- Nie ma co grzebać w mrowisku, ale... Formuła 1 to nie jest furtka zamknięta. Bliżej mi do niej niż dalej dwa lata temu. Tylko, że to nic nie oznacza. Ani że będę jeździł w F1, ani że nie będę. Może jednak moja cierpliwość zostanie kiedyś nagrodzona - przyznał Robert Kubica w rozmowie dla "Gazety Wyborczej".
W sobotę na torze Monza polski kierowca rozpocznie przygotowania do swojego pełnego sezonu w WEC. Na włoskim torze odbędzie Prolog Monza, czyli test przed pierwszym wyścigiem.
- Moje ciało dobrze zagościło się w kokpicie. Obawiałem się o to, zwłaszcza, że w samochodzie naszego zespołu jest po prawej stronie mniej miejsca.

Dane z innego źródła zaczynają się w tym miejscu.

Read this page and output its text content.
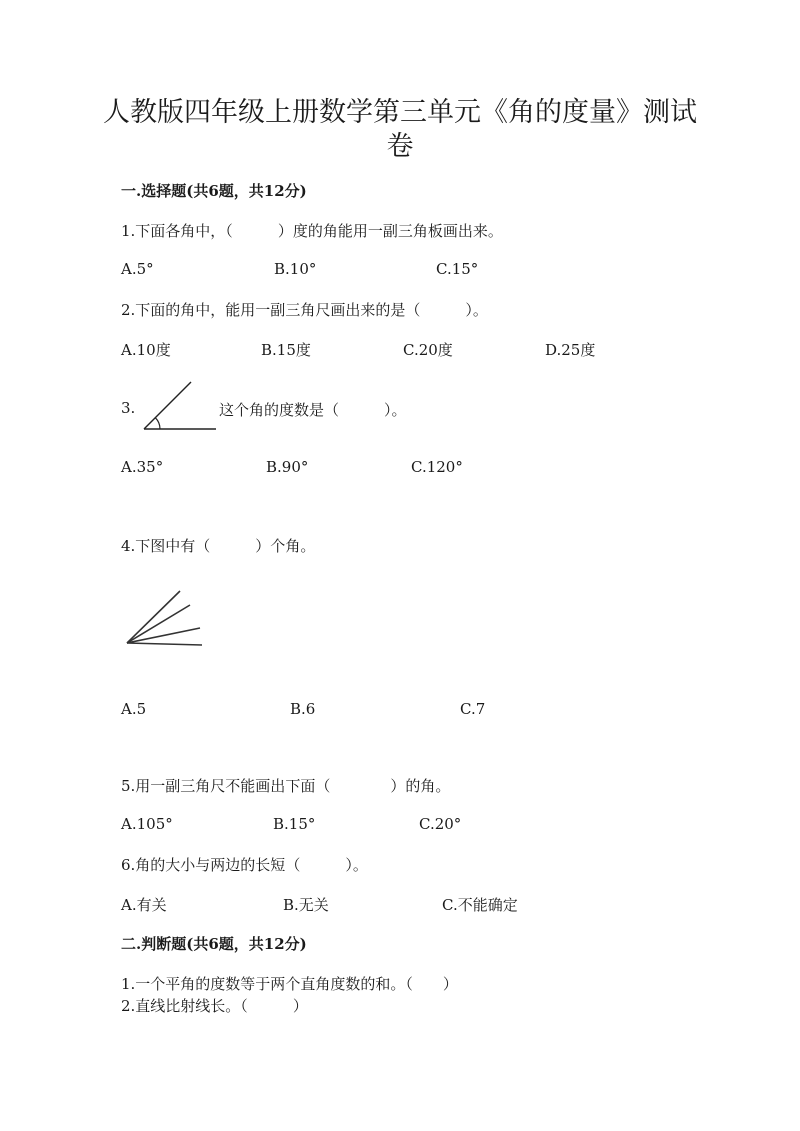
人教版四年级上册数学第三单元《角的度量》测试
卷
一.选择题(共6题，共12分)
1.下面各角中，（　　　）度的角能用一副三角板画出来。
A.5°	B.10°	C.15°
2.下面的角中，能用一副三角尺画出来的是（　　　）。
A.10度	B.15度	C.20度	D.25度
3.	这个角的度数是（　　　）。
A.35°	B.90°	C.120°
4.下图中有（　　　）个角。
A.5	B.6	C.7
5.用一副三角尺不能画出下面（　　　　）的角。
A.105°	B.15°	C.20°
6.角的大小与两边的长短（　　　）。
A.有关	B.无关	C.不能确定
二.判断题(共6题，共12分)
1.一个平角的度数等于两个直角度数的和。（　　）
2.直线比射线长。（　　　）
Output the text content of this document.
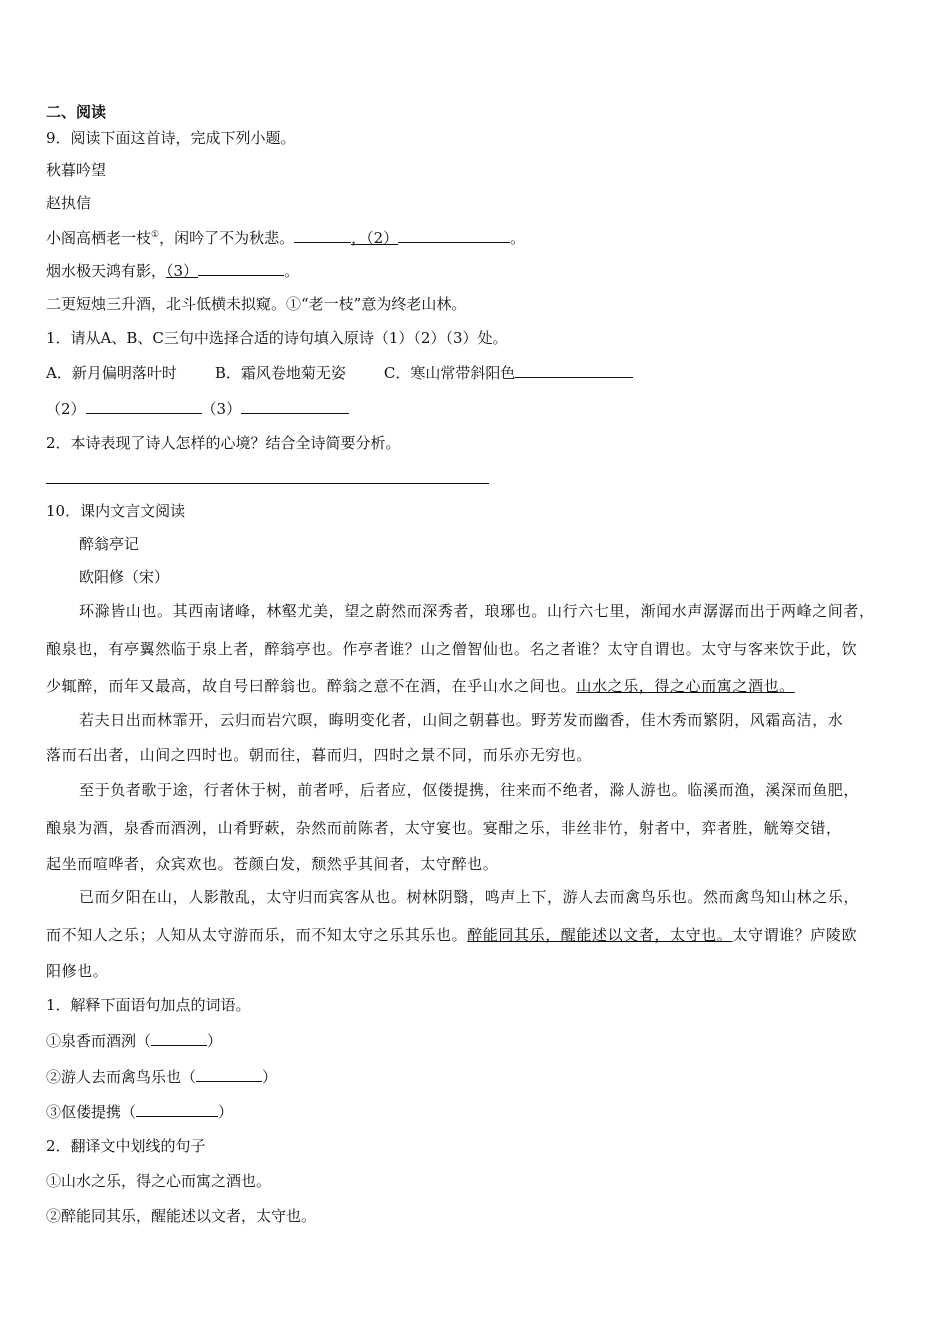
二、阅读
9．阅读下面这首诗，完成下列小题。
秋暮吟望
赵执信
小阁高栖老一枝①，闲吟了不为秋悲。	，（2）	。
烟水极天鸿有影，（3）	。
二更短烛三升酒，北斗低横未拟窥。①“老一枝”意为终老山林。
1．请从A、B、C三句中选择合适的诗句填入原诗（1）（2）（3）处。
A．新月偏明落叶时	B．霜风卷地菊无姿	C．寒山常带斜阳色
（2）	（3）
2．本诗表现了诗人怎样的心境？结合全诗简要分析。
10．课内文言文阅读
醉翁亭记
欧阳修（宋）
环滁皆山也。其西南诸峰，林壑尤美，望之蔚然而深秀者，琅琊也。山行六七里，渐闻水声潺潺而出于两峰之间者，
酿泉也，有亭翼然临于泉上者，醉翁亭也。作亭者谁？山之僧智仙也。名之者谁？太守自谓也。太守与客来饮于此，饮
少辄醉，而年又最高，故自号曰醉翁也。醉翁之意不在酒，在乎山水之间也。山水之乐，得之心而寓之酒也。
若夫日出而林霏开，云归而岩穴暝，晦明变化者，山间之朝暮也。野芳发而幽香，佳木秀而繁阴，风霜高洁，水
落而石出者，山间之四时也。朝而往，暮而归，四时之景不同，而乐亦无穷也。
至于负者歌于途，行者休于树，前者呼，后者应，伛偻提携，往来而不绝者，滁人游也。临溪而渔，溪深而鱼肥，
酿泉为酒，泉香而酒洌，山肴野蔌，杂然而前陈者，太守宴也。宴酣之乐，非丝非竹，射者中，弈者胜，觥筹交错，
起坐而喧哗者，众宾欢也。苍颜白发，颓然乎其间者，太守醉也。
已而夕阳在山，人影散乱，太守归而宾客从也。树林阴翳，鸣声上下，游人去而禽鸟乐也。然而禽鸟知山林之乐，
而不知人之乐；人知从太守游而乐，而不知太守之乐其乐也。醉能同其乐，醒能述以文者，太守也。太守谓谁？庐陵欧
阳修也。
1．解释下面语句加点的词语。
①泉香而酒洌（	）
②游人去而禽鸟乐也（	）
③伛偻提携（	）
2．翻译文中划线的句子
①山水之乐，得之心而寓之酒也。
②醉能同其乐，醒能述以文者，太守也。
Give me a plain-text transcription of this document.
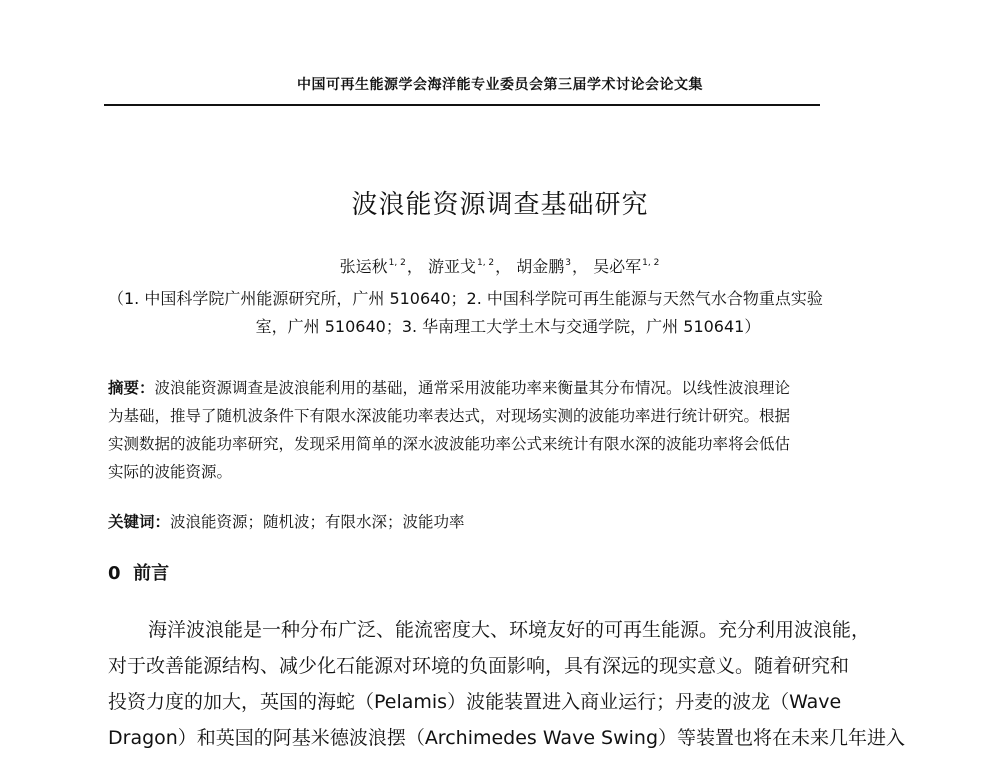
中国可再生能源学会海洋能专业委员会第三届学术讨论会论文集
波浪能资源调查基础研究
张运秋$^{1, 2}$， 游亚戈$^{1, 2}$， 胡金鹏$^3$， 吴必军$^{1, 2}$
（1. 中国科学院广州能源研究所，广州 510640；2. 中国科学院可再生能源与天然气水合物重点实验
室，广州 510640；3. 华南理工大学土木与交通学院，广州 510641）
摘要：波浪能资源调查是波浪能利用的基础，通常采用波能功率来衡量其分布情况。以线性波浪理论
为基础，推导了随机波条件下有限水深波能功率表达式，对现场实测的波能功率进行统计研究。根据
实测数据的波能功率研究，发现采用简单的深水波波能功率公式来统计有限水深的波能功率将会低估
实际的波能资源。
关键词：波浪能资源；随机波；有限水深；波能功率
0 前言
海洋波浪能是一种分布广泛、能流密度大、环境友好的可再生能源。充分利用波浪能，
对于改善能源结构、减少化石能源对环境的负面影响，具有深远的现实意义。随着研究和
投资力度的加大，英国的海蛇（Pelamis）波能装置进入商业运行；丹麦的波龙（Wave
Dragon）和英国的阿基米德波浪摆（Archimedes Wave Swing）等装置也将在未来几年进入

A ja potrzebuje go więcej niż w czasie, gdy jeździłem w F1. Ale okazało się, że nie potrzebuję żadnych zmian - dodał Kubica.
Rywalizacja na Monzy rozpocznie się w sobotę o godzinie 9:00 od trzygodzinnej porannej sesji. Po przerwie na lunch (14:00) zawodnicy ponownie wyjadą na tor. Na godzinę 19:00 zaplanowano jedyną wieczorną sesję. W niedzielę zawodnicy i zespoły spędzą na torze sześć godzin w dwóch sesjach: porannej (9:00) i (14:00) popołudniowej, która zakończy prolog na Monzy.